Beranda
Kamis, 01 Maret 2012

[Homeschooling]: Legalitas, Sosialisasi, Terbatasnya Pengetahuan

0 komentar
Sebenarnya kerepotan dalam homeschool juga hampir sama dengan kerepotan bila anak bersekolah. Untuk mencari sekolah yang baik, dan sesuai kriteria yang diinginkan sebuah keluarga tentu harus banyak survey dan cek dan ricek terlebih dahulu. Misalnya saja dengan pilihan sekolah formal. Pertama-tama keluarga harus mencari sekolah yang sesuai dengan kriteria dalam keluarga tersebut. Ada keluarga yang mensyaratkan aqidah yang shohih, ilmu agama yang baik, guru-guru yang paham jiwa anak, kebijakkan bullying disekolah tersebut, kebijakan pemberian tugas/PR, sampai kepada kebersihan dan kesehatan untuk anak. Setelah semua itu, semua kriteria yang diinginkan harus disesuaikan dengan dana yang dimiliki keluarga tersebut (uud, ujung-ujungnya duit ^^). Sedangkan pada keluarga homeschool adalah kendali semua urusan ada di dalam rumah, bukan di tangan pihak lain. Misalkan ingin memenuhi kebutuhan sosialisasi anak, maka sebisa mungkin keluarga tersebut mengadakan sumber tersebut melalui berbagai cara.
Ketika kami akhirnya memutuskan benar-benar untuk mengambil jalur homeschool, setidaknya ada 3 pertanyaan utama yang diajukan pada keluarga kami oleh teman-teman di sekitar kami. Pertama tentang legalitas sekolah rumah, sosialisasi anak homeschooler dan bagaimana mensiasati kemampuan orangtua yang terbatas. Pertanyaan ini sebenarnya amat sering diajukan kepada keluarga homeschool yang sudah lama terjun dengan pilihan sekolah rumah, tetapi baru sekarang-sekarang ini benar-benar kami pikirkan jawabannya. Sayangnya, tidak setiap saat kami memiliki “mood” atau waktu untuk menerangkan. Mungkin dengan adanya catatan ini kami bisa mengatakan kepada saudara/teman yang bertanya mengenai ketiga hal di bawah untuk merujuk ke blog kami saja…hehehe….
 
1. Legalitas.
Isu legalitas dari homeschool/Sekolah rumah adalah yang paling sering ditanyakan. Sebenarnya Sekolah rumah sendiri sudah diakui oleh undang-undang Sistem Pendidikan Nasional:
UU No 20/2003 tentang Sistem Pendidikan Nasional pasal 27 :
* Kegiatan pendidikan informal yang dilakukan oleh keluarga dan lingkungan berbentuk kegiatan belajar secara mandiri.
* Hasil Pendidikan sebagaimana dimaksud pada ayat (1) diakui sama dengan pendidikan formal dan non formal setelah peserta didik lulus ujian sesuai dengan standar nasional pendidikan.

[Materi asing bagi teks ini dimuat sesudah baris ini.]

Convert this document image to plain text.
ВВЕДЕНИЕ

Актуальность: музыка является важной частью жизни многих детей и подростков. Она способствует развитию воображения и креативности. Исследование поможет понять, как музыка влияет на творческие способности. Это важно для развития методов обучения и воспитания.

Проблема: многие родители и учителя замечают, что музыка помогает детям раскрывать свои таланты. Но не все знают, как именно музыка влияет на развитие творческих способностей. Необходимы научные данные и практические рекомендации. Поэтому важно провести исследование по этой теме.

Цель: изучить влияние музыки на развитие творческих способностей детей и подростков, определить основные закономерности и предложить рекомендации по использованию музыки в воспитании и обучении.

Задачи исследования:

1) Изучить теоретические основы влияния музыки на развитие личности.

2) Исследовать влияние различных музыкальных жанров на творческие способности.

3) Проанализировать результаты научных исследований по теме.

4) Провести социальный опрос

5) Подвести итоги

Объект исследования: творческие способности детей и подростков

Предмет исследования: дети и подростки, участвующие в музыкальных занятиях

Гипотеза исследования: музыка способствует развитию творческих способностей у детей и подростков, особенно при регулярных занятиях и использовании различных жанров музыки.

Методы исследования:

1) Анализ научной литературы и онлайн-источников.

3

Untuk mengambil ujian/ijazah-pun terbuka banyak kesempatan. Misalnya saja HSer bisa mengambil ujian kesetaraan paket A (setara kelas 6 SD), paket B (setara kelas 9, SMP) dan paket C (setara dengan kelas 12, SMA). Adakalanya para homeschooler juga ikut ujian dengan sekolah payung yang membolehkan para HSer untuk ikut serta dalam ujiannya. Dalam hal ini, HSer bisa mengikuti ujian melalui sekolah yang memiliki kebijakan sebagai sekolah payung, atau yang dikenal dengan istilah umbrella school. Sekolah-sekolah seperti ini menampung siswa HSer untuk juga dapat mengikuti ujian akhir nasional (UAN) di sekolah tersebut. Ijazah yang dikeluarkan adalah sama berasal dari Diknas, dan sama dengan teman-temannya yang bersekolah di sekolah formal.

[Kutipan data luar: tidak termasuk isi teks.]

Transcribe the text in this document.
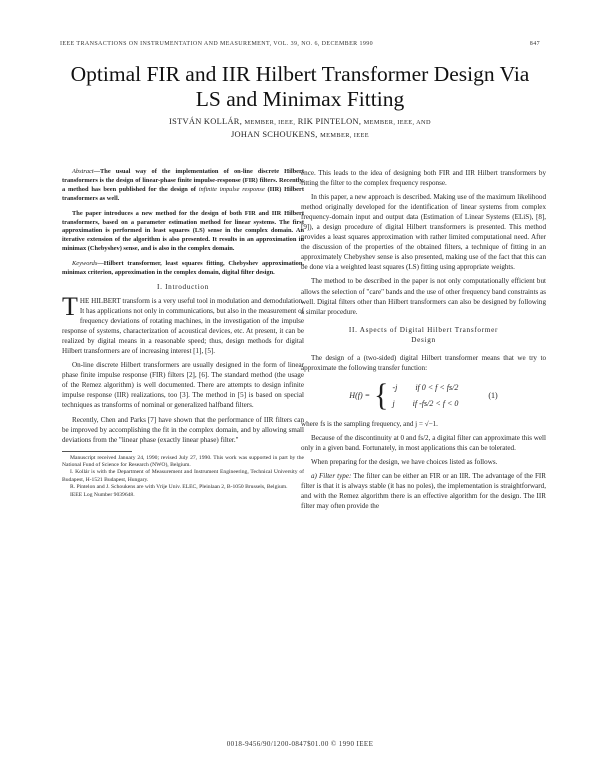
IEEE TRANSACTIONS ON INSTRUMENTATION AND MEASUREMENT, VOL. 39, NO. 6, DECEMBER 1990	847
Optimal FIR and IIR Hilbert Transformer Design Via
LS and Minimax Fitting
ISTVÁN KOLLÁR, MEMBER, IEEE, RIK PINTELON, MEMBER, IEEE, AND
JOHAN SCHOUKENS, MEMBER, IEEE

Abstract—The usual way of the implementation of on-line discrete Hilbert transformers is the design of linear-phase finite impulse-response (FIR) filters. Recently, a method has been published for the design of infinite impulse response (IIR) Hilbert transformers as well.

The paper introduces a new method for the design of both FIR and IIR Hilbert transformers, based on a parameter estimation method for linear systems. The first approximation is performed in least squares (LS) sense in the complex domain. An iterative extension of the algorithm is also presented. It results in an approximation in minimax (Chebyshev) sense, and is also in the complex domain.

Keywords—Hilbert transformer, least squares fitting, Chebyshev approximation, minimax criterion, approximation in the complex domain, digital filter design.

I. Introduction

THE HILBERT transform is a very useful tool in modulation and demodulation. It has applications not only in communications, but also in the measurement of frequency deviations of rotating machines, in the investigation of the impulse response of systems, characterization of acoustical devices, etc. At present, it can be realized by digital means in a reasonable speed; thus, design methods for digital Hilbert transformers are of increasing interest [1], [5].

On-line discrete Hilbert transformers are usually designed in the form of linear phase finite impulse response (FIR) filters [2], [6]. The standard method (the usage of the Remez algorithm) is well documented. There are attempts to design infinite impulse response (IIR) realizations, too [3]. The method in [5] is based on special techniques as transforms of nominal or generalized halfband filters.

Recently, Chen and Parks [7] have shown that the performance of IIR filters can be improved by accomplishing the fit in the complex domain, and by allowing small deviations from the "linear phase (exactly linear phase) filter."

Manuscript received January 24, 1990; revised July 27, 1990. This work was supported in part by the National Fund of Science for Research (NWO), Belgium.
I. Kollár is with the Department of Measurement and Instrument Engineering, Technical University of Budapest, H-1521 Budapest, Hungary.
R. Pintelon and J. Schoukens are with Vrije Univ. ELEC, Pleinlaan 2, B-1050 Brussels, Belgium.
IEEE Log Number 9039648.

ence. This leads to the idea of designing both FIR and IIR Hilbert transformers by fitting the filter to the complex frequency response.

In this paper, a new approach is described. Making use of the maximum likelihood method originally developed for the identification of linear systems from complex frequency-domain input and output data (Estimation of Linear Systems (ELiS), [8], [9]), a design procedure of digital Hilbert transformers is presented. This method provides a least squares approximation with rather limited computational need. After the discussion of the properties of the obtained filters, a technique of fitting in an approximately Chebyshev sense is also presented, making use of the fact that this can be done via a weighted least squares (LS) fitting using appropriate weights.

The method to be described in the paper is not only computationally efficient but allows the selection of "care" bands and the use of other frequency band constraints as well. Digital filters other than Hilbert transformers can also be designed by following a similar procedure.

II. Aspects of Digital Hilbert Transformer
Design

The design of a (two-sided) digital Hilbert transformer means that we try to approximate the following transfer function:

H(f) = { -j if 0 < f < fs/2
j if -fs/2 < f < 0
(1)

where fs is the sampling frequency, and j = √−1.

Because of the discontinuity at 0 and fs/2, a digital filter can approximate this well only in a given band. Fortunately, in most applications this can be tolerated.

When preparing for the design, we have choices listed as follows.

a) Filter type: The filter can be either an FIR or an IIR. The advantage of the FIR filter is that it is always stable (it has no poles), the implementation is straightforward, and with the Remez algorithm there is an effective algorithm for the design. The IIR filter may often provide the

0018-9456/90/1200-0847$01.00 © 1990 IEEE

Jika HSer merasa ingin mencoba kemampuannya dengan mengikuti ujian yang diselenggarakan oleh lembaga-lembaga internasional, HSer bisa mencoba mengambil ujian yang diselenggarakan oleh Cambridge atau SAT. Kedua lembaga ini membuka kantor perwakilannya di Jakarta, dan ujian juga diselenggarakan di Indonesia. Keuntungan dari ijazah ini adalah pemegang ijazah dapat melanjutkan pendidikan ke sekolah-sekolah atau perguruan tinggi yang mensyaratkan ijazah Cambridge atau score SAT tertentu sebagai persyaratan masuk. Hal ini banyak ditemui pada siswa yang melanjutkan pendidikan di luar negeri, dimana sekolah/univ ditempat tersebut tidak menerima ijazah yang diterbitkan dari Diknas.

Cambridge:
Sementara untuk Universitas Al-Azhar Indonesia (UAI) sebagai perwakilan Cambridge di Jakarta,
alamat: Lantai 3, Kompleks Mesjid Agung Al Azhar, Jl.
Sisingamangaraja, Kebayoran Baru. Telepon 021-72792753 dan 71132366

SAT:
Indonesian International Education Foundation (IIEF)
Menara Imperium, 28th Floor, Suite B
Jl. H.R. Rasuna Said Kav. 1. Jakarta, Indonesia 12980
Tel: +62 21 831 7330
Fax: +62 21 831 73331
Email: testing@iief.or.id

Ada juga teman yang sempat menyatakan kepada saya bahwa ijazah yang diperoleh di sekolah tentu berbeda dari yang dimiliki anak-anak homeschooler. Jawaban kami adalah ijazah itu sama, bahkan banyak pesantren yang belum menerbitkan ijazah sendiri, mereka masih ikut ujian dengan sistem paket A/B/C. Ujian paket itulah yang juga sama diambil oleh para homeschooler. Ijazah paket diterima di seluruh perguruan tinggi di Indonesia, dan hal itu terjamin oleh Undang-undang. Nyatanya, sudah banyak HSer yang dapat melanjutkan pendidikan di perguruan tinggi negeri, semisal UI dan UGM, dengan memakai ijazah paket C. Jika memang siswa mampu untuk memenuhi standar penerimaan di universitas bergengsi itu, mengapa harus dihalang-halangi hanya karena ia bersekolah di rumah (HSer).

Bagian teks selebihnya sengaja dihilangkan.